Rollins Inc (ROL)
Liquidity ratios
Dec 31, 2024 | Dec 31, 2023 | Dec 31, 2022 | Dec 31, 2021 | Dec 31, 2020 | |
---|---|---|---|---|---|
Current ratio | 0.69 | 0.71 | 0.71 | 0.72 | 0.67 |
Quick ratio | 0.51 | 0.56 | 0.58 | 0.58 | 0.25 |
Cash ratio | 0.14 | 0.18 | 0.19 | 0.24 | 0.21 |
Rollins Inc's liquidity ratios have shown some fluctuations over the past five years. The current ratio, which measures the company's ability to cover short-term liabilities with current assets, has been hovering around 0.7, indicating that the company may have difficulty meeting its short-term obligations.
The quick ratio, a more stringent measure of liquidity that excludes inventory from current assets, has also been relatively low, ranging from 0.5 to 0.6. This suggests that Rollins Inc may struggle to meet its immediate payment obligations without relying on inventory.
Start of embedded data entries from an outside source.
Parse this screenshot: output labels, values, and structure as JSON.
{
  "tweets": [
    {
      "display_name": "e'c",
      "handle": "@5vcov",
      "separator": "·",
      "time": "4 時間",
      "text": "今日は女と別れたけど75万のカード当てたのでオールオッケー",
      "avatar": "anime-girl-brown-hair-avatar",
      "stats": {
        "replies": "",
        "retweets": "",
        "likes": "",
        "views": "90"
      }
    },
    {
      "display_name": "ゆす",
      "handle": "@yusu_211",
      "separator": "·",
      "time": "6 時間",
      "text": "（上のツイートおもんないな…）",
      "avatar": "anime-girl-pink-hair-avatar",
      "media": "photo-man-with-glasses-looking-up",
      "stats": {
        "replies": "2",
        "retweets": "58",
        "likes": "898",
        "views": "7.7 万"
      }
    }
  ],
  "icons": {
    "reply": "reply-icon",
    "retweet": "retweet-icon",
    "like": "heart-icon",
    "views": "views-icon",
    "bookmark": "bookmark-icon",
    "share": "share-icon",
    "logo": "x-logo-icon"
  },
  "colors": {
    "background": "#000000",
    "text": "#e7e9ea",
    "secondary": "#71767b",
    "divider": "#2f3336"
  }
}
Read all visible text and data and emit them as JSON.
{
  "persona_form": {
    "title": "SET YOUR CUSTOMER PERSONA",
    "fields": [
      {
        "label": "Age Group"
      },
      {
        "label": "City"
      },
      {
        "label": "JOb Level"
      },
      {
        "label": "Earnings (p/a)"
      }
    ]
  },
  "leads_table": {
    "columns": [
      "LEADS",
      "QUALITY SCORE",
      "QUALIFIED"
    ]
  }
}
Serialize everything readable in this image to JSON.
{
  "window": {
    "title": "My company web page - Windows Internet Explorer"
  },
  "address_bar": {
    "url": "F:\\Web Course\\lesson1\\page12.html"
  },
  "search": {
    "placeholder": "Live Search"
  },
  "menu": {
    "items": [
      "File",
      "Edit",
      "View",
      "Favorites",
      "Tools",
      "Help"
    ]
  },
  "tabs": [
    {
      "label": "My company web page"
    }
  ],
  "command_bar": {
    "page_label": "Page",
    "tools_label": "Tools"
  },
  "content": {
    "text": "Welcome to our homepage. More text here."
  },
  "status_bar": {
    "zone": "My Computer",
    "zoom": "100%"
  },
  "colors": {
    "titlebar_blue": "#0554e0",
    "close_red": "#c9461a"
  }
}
The cash ratio, which provides the most conservative estimate of liquidity by only considering cash and cash equivalents, has been on a declining trend from 0.21 in 2020 to 0.14 in 2024. This indicates that the company's capacity to cover its short-term liabilities solely with cash has weakened over the period.
Overall, based on the liquidity ratios analysis, Rollins Inc may face challenges in meeting its short-term financial obligations without relying heavily on inventory or other non-cash assets. It is important for the company to closely monitor its liquidity position and take appropriate measures to improve its ability to manage short-term cash flows effectively.
Additional liquidity measure
Dec 31, 2024 | Dec 31, 2023 | Dec 31, 2022 | Dec 31, 2021 | Dec 31, 2020 | ||
---|---|---|---|---|---|---|
Cash conversion cycle | days | 24.17 | 23.36 | 23.59 | 22.21 | -2.41 |
The cash conversion cycle provides insights into the efficiency of Rollins Inc's management of cash flow from operations to collection. From December 31, 2020, where the metric was -2.41 days (indicating a rapid cash flow cycle), there has been a notable positive shift to 22.21 days on December 31, 2021. This suggests the company is taking longer to convert its investments in inventory into cash receipts from sales.
Further, the trend continues with slight increases in subsequent years, reaching 24.17 days by December 31, 2024. The consistent lengthening of the cash conversion cycle may indicate potential challenges in efficiently managing working capital components such as inventory, accounts receivable, and accounts payable.
Overall, Rollins Inc should focus on strategies to optimize its inventory turnover, reduce accounts receivable collection times, and effectively manage payment terms with suppliers to enhance cash conversion efficiency and overall liquidity position.